Okay, fellow B-keepers, pay close attention to this one because The Sound of Fury aka Try and Get Me is a real keeper. Why I have never seen or even heard of this movie before is one of those mysteries up there alongside why Keanu Reeves still has an acting career. Two main reasons exist to fire up whatever device you watch Netflix instant streaming on tonight and watch this genuinely stunning and frightening example of how B-movies so often reach beyond the grave of late night TV and dollar DVD bins to punch you in the gut harder than most Best Film Oscar winners do.
One of those reasons is Lloyd Bridges. I knew Bridges could do comedy from his stint in Airplane! and I knew he could play the bland love interest on shows like Love Boat, but I had no idea he could rival anything his son Jeff has so far pulled off. What’s that, you say: Lloyd Bridges gave a performance as good as Jeff as the Dude or the Last American Hero? Yes. Karl Malden won the Oscar for Best Supporting Actor for Elia Kazan’s vomitous version of A Streetcar Named Desire but I tell you this: Lloyd Bridges should have won the Oscar for his role in The Sound of Fury.
Bridges plays what in the world of Freudian psychology is termed an antisocial narcissist with violent tendencies. The preening and posing and longing gazes at his reflection in the mirror at the beginning of this movie (in which he is bowling, shades of the Dude) is unlike anything I have ever witnessed. Let me put Lloyd Bridges’ performance as a psychotic narcissist in The Sound of Fury in terms that modern day audiences can understand: he is far more believable and scary an American Psycho than Christian Bale could ever hope to be, plus he’s got a far more believable American accent. (Though he is not as terrifying as Donald J. Trump.) Lloyd Bridges is Gilderoy Lockhart as Amon Goeth. What I’m trying to tell you is that Lloyd Bridges absolutely stuns with his dramatic acting chops in this B-movie flick.
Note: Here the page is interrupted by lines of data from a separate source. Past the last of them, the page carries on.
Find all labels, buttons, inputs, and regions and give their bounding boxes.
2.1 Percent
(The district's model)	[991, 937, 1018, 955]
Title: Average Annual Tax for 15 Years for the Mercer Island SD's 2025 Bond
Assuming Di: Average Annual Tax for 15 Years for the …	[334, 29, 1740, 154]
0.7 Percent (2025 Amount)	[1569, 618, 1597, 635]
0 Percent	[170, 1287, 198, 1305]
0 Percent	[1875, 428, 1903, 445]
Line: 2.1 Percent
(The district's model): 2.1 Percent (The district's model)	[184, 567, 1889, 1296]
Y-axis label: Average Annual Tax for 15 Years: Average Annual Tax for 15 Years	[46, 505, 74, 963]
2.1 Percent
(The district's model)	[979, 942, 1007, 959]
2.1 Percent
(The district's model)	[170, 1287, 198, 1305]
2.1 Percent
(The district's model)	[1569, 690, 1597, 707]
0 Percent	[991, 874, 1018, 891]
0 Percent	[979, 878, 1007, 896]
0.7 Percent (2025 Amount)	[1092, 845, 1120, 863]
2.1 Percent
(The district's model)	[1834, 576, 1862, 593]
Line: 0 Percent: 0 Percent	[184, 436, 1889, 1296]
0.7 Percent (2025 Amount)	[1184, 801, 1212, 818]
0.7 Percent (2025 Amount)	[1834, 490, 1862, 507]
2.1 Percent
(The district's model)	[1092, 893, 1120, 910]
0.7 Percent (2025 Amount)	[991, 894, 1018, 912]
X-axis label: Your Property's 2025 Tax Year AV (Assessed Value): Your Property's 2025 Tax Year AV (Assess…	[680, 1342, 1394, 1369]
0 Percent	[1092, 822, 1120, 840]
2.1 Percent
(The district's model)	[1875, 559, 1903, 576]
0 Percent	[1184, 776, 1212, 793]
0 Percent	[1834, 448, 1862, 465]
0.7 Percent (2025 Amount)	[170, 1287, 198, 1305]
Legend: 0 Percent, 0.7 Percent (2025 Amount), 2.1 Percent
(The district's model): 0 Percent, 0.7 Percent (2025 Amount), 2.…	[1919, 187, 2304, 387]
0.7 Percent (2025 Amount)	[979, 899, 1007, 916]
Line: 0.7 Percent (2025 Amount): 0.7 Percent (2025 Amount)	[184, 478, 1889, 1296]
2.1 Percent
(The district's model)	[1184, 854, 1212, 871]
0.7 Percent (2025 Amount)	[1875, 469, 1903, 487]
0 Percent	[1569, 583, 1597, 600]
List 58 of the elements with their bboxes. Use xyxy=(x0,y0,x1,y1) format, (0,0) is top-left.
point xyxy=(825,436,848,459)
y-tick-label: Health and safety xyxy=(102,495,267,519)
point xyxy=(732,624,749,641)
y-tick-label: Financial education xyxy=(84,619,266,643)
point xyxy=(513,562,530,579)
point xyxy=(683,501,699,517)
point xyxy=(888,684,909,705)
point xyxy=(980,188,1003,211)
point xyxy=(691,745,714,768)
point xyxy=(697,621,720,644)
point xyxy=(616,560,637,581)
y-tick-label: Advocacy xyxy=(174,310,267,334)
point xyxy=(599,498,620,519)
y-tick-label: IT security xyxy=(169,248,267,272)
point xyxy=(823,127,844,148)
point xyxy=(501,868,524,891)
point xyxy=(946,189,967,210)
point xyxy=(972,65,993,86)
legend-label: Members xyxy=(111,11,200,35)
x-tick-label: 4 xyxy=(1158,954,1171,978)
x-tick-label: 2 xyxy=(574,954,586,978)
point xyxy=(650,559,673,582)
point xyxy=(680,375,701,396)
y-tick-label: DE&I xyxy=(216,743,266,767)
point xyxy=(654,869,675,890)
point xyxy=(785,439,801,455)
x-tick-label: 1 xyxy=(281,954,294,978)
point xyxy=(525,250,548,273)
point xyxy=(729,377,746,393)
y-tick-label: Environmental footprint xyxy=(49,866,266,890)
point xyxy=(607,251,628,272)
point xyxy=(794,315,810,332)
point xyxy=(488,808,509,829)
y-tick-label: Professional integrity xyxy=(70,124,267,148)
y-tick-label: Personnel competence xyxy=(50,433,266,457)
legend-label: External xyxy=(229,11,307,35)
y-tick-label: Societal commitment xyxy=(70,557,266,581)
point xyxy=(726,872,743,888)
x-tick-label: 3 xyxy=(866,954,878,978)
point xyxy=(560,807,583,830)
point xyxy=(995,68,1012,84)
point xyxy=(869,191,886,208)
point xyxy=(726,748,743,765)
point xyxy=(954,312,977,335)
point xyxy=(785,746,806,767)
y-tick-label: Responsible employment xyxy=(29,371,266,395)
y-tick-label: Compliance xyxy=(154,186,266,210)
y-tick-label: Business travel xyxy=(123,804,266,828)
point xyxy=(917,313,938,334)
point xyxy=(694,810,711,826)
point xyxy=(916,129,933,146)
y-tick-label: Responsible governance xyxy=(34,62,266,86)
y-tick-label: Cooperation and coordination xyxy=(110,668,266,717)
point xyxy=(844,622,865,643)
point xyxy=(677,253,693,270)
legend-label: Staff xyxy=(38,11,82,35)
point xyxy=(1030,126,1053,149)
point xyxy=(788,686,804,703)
Now to the second reason you should put The Sound of Fury on your Netflix instant streaming queue and watch it tonight. I know those of you who are aware of the amazing number of movies I’ve seen in my life will think I’m being overly hyperbolic, but trust me that I am not: The Sound of Fury contains the most frightening crowd-turning-into-rioters-turning-into-lynch mob that I have ever seen. Keep in mind that I have seen the angry mob scenes in movies from They Won’t Forget to The Day of the Locust. The riot scene in The Sound of Fury makes the riot scenes of Gangs of New York look like the Muppets on Sesame Street trying to teach kids about the danger of not being able to think for yourself.
The frenzied and truly spine-chilling manner in which the riot scene climaxes The Sound of Fury would probably not have been quite so authentic and scarifyingly convincing were it not for the slightly ironic fact that the director of The Sound of Fury was exactly like one of those “friends” that rat bastard Elia Kazan named before HUAC. Cy Endfield doesn’t have the name recognition of Dalton Trumbo or the awards of Edward Dmytryk, but he was a victim of the communist blacklist that was helped along by weak-kneed, yellow residents of Dante’s lowest circle of hell like Elia Kazan. It was Endfield’s fear of rabid anti-communists whose ire had been raised by profit-seeking newspapers that no doubt drives the celluloid of The Sound of Fury nearly to the burning point like the famous scene from Bergman’s Persona. If you possess any belief that fearmongers like Glenn Beck, Sarah Palin and Michele Bachman are not capable of creating legitimate havoc, then just take a gander at The Sound of Fury and replace thievery and murder with cries of socialist.
Your eyes may widen with concern and apprehension just as much as Lloyd Bridges’ near the end of the movie.